Stop reactions with isolate()

Sometimes it’s useful for an observer/endpoint to access a reactive value or expression, but not to take a dependency on it. For example, if the observer performs a long calculation or downloads large data set, you might want it to execute only when a button is clicked.
Published

June 28, 2017

Isolation: avoiding dependency

Sometimes it’s useful for an observer/endpoint to access a reactive value or expression, but not to take a dependency on it. For example, if the observer performs a long calculation or downloads large data set, you might want it to execute only when a button is clicked.

For this, we’ll use actionButton. We’ll define a UI that lets the user choose number of observations to generate from the normal distribution, and has an actionButton labeled “Go!”. You can see it in action here.

The actionButton includes some JavaScript code that sends numbers to the server. When the web browser first connects, it sends a value of 0, and on each click, it sends an incremented value: 1, 2, 3, and so on.

ui <- pageWithSidebar(
  headerPanel("Click the button"),
  sidebarPanel(
    sliderInput("obs", "Number of observations:",
                min = 0, max = 1000, value = 500),
    actionButton("goButton", "Go!")
  ),
  mainPanel(
    plotOutput("distPlot")
  )
)

In our server function, there are two items to note. First, output$distPlot will take a dependency on input$goButton, simply by accessing it. When the button is clicked, the value of input$goButton increases, and so output$distPlot re-executes.

The second is that the access to input$obs is wrapped with isolate(). This function takes an R expression, and it tells Shiny that the calling observer or reactive expression should not take a dependency on any reactive objects inside the expression.

server <- function(input, output) {
  output$distPlot <- renderPlot({
    
    # Take a dependency on input$goButton
    input$goButton

    # Use isolate() to avoid dependency on input$obs
    dist <- isolate(rnorm(input$obs))
    hist(dist)
  })
}

The resulting graph looks like this:

Two reactive inputs, one labeled input$obs and the other input$goButton. One output labeled output$distPlot. An arrow from input$goButton to output$distPlot.

Isolated reactive value

And here’s a walkthrough of the process when input$obs is set to 1000, and then the Go button is clicked:

Diagram of the initial state. input$obs is 500. input$goButton is 0. An arrow goes from input$goButton to output$distPlot.

Diagram showing that input$obs changed to 1000. No invalidations occur.

Diagram showing that input$goButton clicked, changing value to 1. Descendents are invalidated and arrow from input$goButton to output$distPlot is removed.

Diagram showing that output$distPlot executes.

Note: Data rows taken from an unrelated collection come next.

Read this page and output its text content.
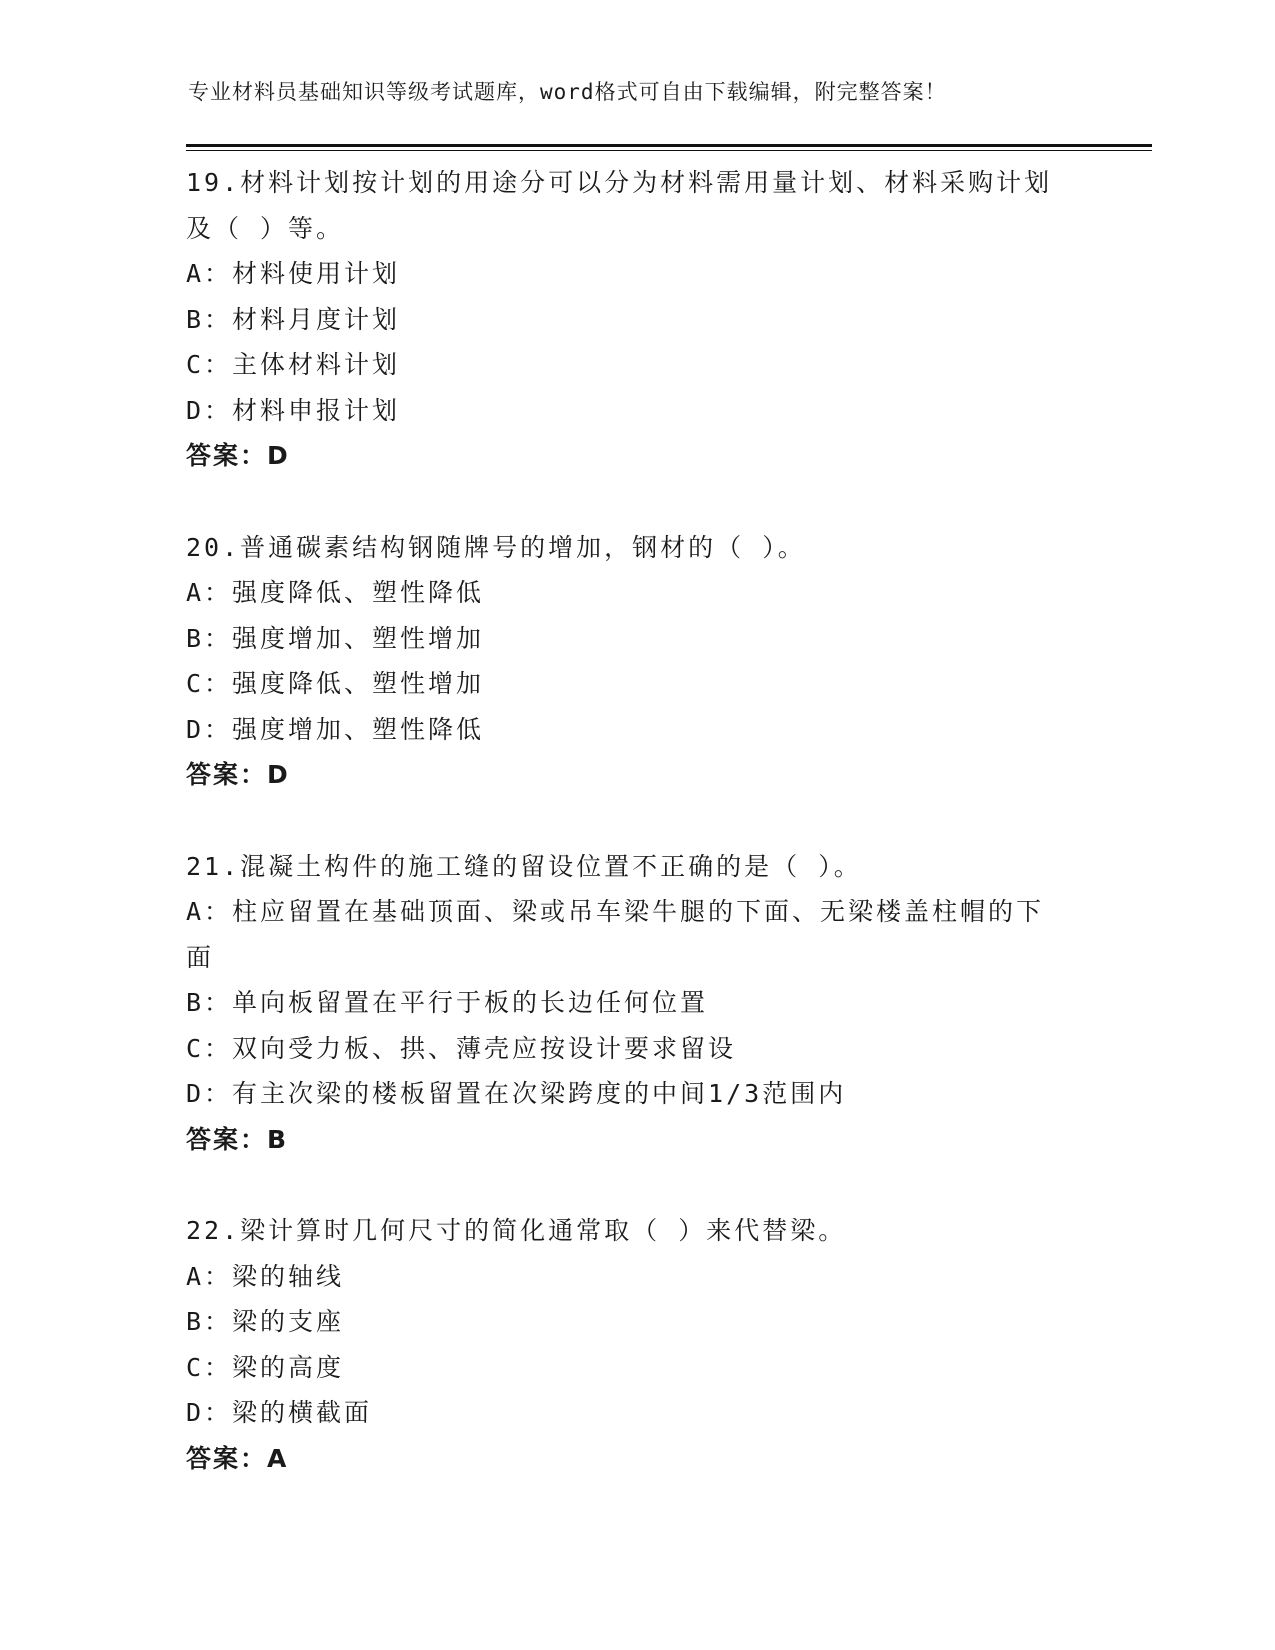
专业材料员基础知识等级考试题库，word格式可自由下载编辑，附完整答案！
19.材料计划按计划的用途分可以分为材料需用量计划、材料采购计划
及（ ）等。
A：材料使用计划
B：材料月度计划
C：主体材料计划
D：材料申报计划
答案：D
20.普通碳素结构钢随牌号的增加，钢材的（ ）。
A：强度降低、塑性降低
B：强度增加、塑性增加
C：强度降低、塑性增加
D：强度增加、塑性降低
答案：D
21.混凝土构件的施工缝的留设位置不正确的是（ ）。
A：柱应留置在基础顶面、梁或吊车梁牛腿的下面、无梁楼盖柱帽的下
面
B：单向板留置在平行于板的长边任何位置
C：双向受力板、拱、薄壳应按设计要求留设
D：有主次梁的楼板留置在次梁跨度的中间1/3范围内
答案：B
22.梁计算时几何尺寸的简化通常取（ ）来代替梁。
A：梁的轴线
B：梁的支座
C：梁的高度
D：梁的横截面
答案：A
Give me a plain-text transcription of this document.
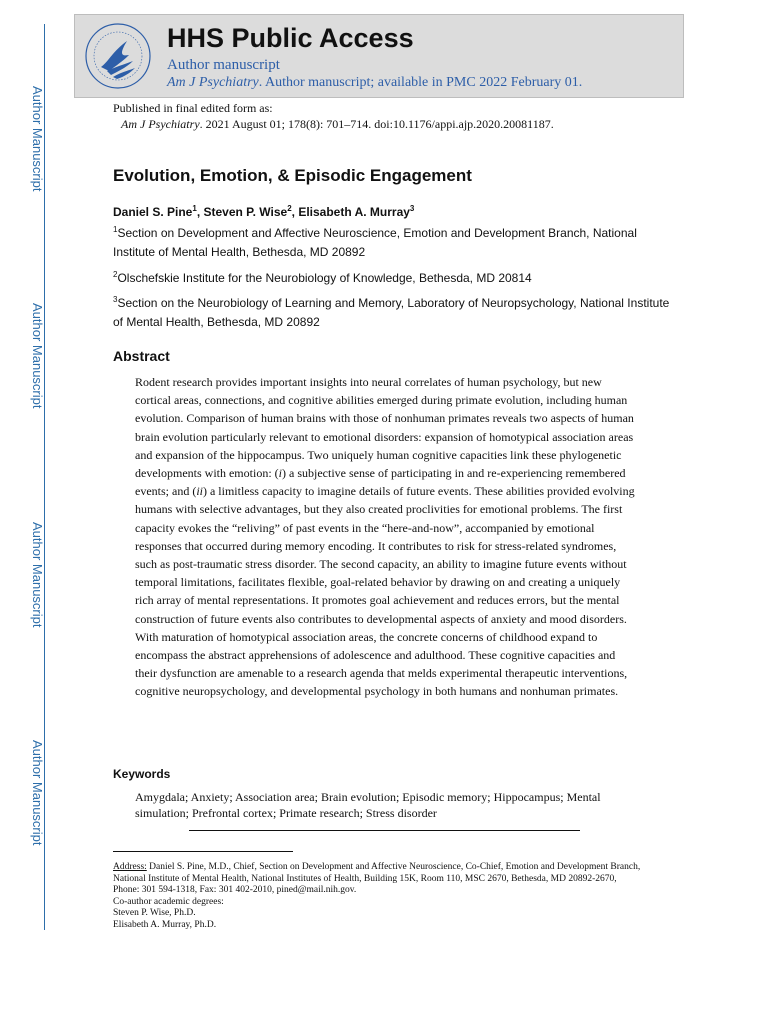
Author Manuscript
Author Manuscript
Author Manuscript
Author Manuscript
HHS Public Access
Author manuscript
Am J Psychiatry. Author manuscript; available in PMC 2022 February 01.
Published in final edited form as:
Am J Psychiatry. 2021 August 01; 178(8): 701–714. doi:10.1176/appi.ajp.2020.20081187.
Evolution, Emotion, & Episodic Engagement
Daniel S. Pine$^1$, Steven P. Wise$^2$, Elisabeth A. Murray$^3$
$^1$Section on Development and Affective Neuroscience, Emotion and Development Branch, National Institute of Mental Health, Bethesda, MD 20892
$^2$Olschefskie Institute for the Neurobiology of Knowledge, Bethesda, MD 20814
$^3$Section on the Neurobiology of Learning and Memory, Laboratory of Neuropsychology, National Institute of Mental Health, Bethesda, MD 20892
Abstract
Rodent research provides important insights into neural correlates of human psychology, but new cortical areas, connections, and cognitive abilities emerged during primate evolution, including human evolution. Comparison of human brains with those of nonhuman primates reveals two aspects of human brain evolution particularly relevant to emotional disorders: expansion of homotypical association areas and expansion of the hippocampus. Two uniquely human cognitive capacities link these phylogenetic developments with emotion: (i) a subjective sense of participating in and re-experiencing remembered events; and (ii) a limitless capacity to imagine details of future events. These abilities provided evolving humans with selective advantages, but they also created proclivities for emotional problems. The first capacity evokes the “reliving” of past events in the “here-and-now”, accompanied by emotional responses that occurred during memory encoding. It contributes to risk for stress-related syndromes, such as post-traumatic stress disorder. The second capacity, an ability to imagine future events without temporal limitations, facilitates flexible, goal-related behavior by drawing on and creating a uniquely rich array of mental representations. It promotes goal achievement and reduces errors, but the mental construction of future events also contributes to developmental aspects of anxiety and mood disorders. With maturation of homotypical association areas, the concrete concerns of childhood expand to encompass the abstract apprehensions of adolescence and adulthood. These cognitive capacities and their dysfunction are amenable to a research agenda that melds experimental therapeutic interventions, cognitive neuropsychology, and developmental psychology in both humans and nonhuman primates.
Keywords
Amygdala; Anxiety; Association area; Brain evolution; Episodic memory; Hippocampus; Mental simulation; Prefrontal cortex; Primate research; Stress disorder
Address: Daniel S. Pine, M.D., Chief, Section on Development and Affective Neuroscience, Co-Chief, Emotion and Development Branch, National Institute of Mental Health, National Institutes of Health, Building 15K, Room 110, MSC 2670, Bethesda, MD 20892-2670, Phone: 301 594-1318, Fax: 301 402-2010, pined@mail.nih.gov.
Co-author academic degrees:
Steven P. Wise, Ph.D.
Elisabeth A. Murray, Ph.D.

Diagram showing that output$distPlot accesses input $goButton and input$obs. input$obs is isolated, so no dependency arrow is drawn.

Diagram showing output$distPlot finishes executing. As a side effect, it sends data to the browser.

In the actionButton example, you might want to prevent it from returning a plot the first time, before the button has been clicked. Since the starting value of an actionButton is zero, this can be accomplished with the following:

  output$distPlot <- renderPlot({
    if (input$goButton == 0)
      return()

    # plot-making code here
  })

Reactive values are not the only things that can be isolated; reactive expressions can also be put inside an isolate(). Building off the Fibonacci example from above, this would calculate the _n_th value only when the button is clicked:

output$nthValue <- renderText({
  if (input$goButton == 0)
    return()

  isolate({ fib(as.numeric(input$n)) })
})

It’s also possible to put multiple lines of code in isolate(). For example here are some blocks of code that have equivalent effect:

# Separate calls to isolate -------------------------------
x <- isolate({ input$xSlider }) + 100
y <- isolate({ input$ySlider })  * 2
z <- x/y

# Single call to isolate ----------------------------------
isolate({
  x <- input$xSlider + 100
  y <- input$ySlider * 2
  z <- x/y
})

# Single call to isolate, use return value ----------------
z <- isolate({
  x <- input$xSlider + 100
  y <- input$ySlider * 2
  x/y
})

In all of these cases, the calling function won’t take a reactive dependency on either of the input variables.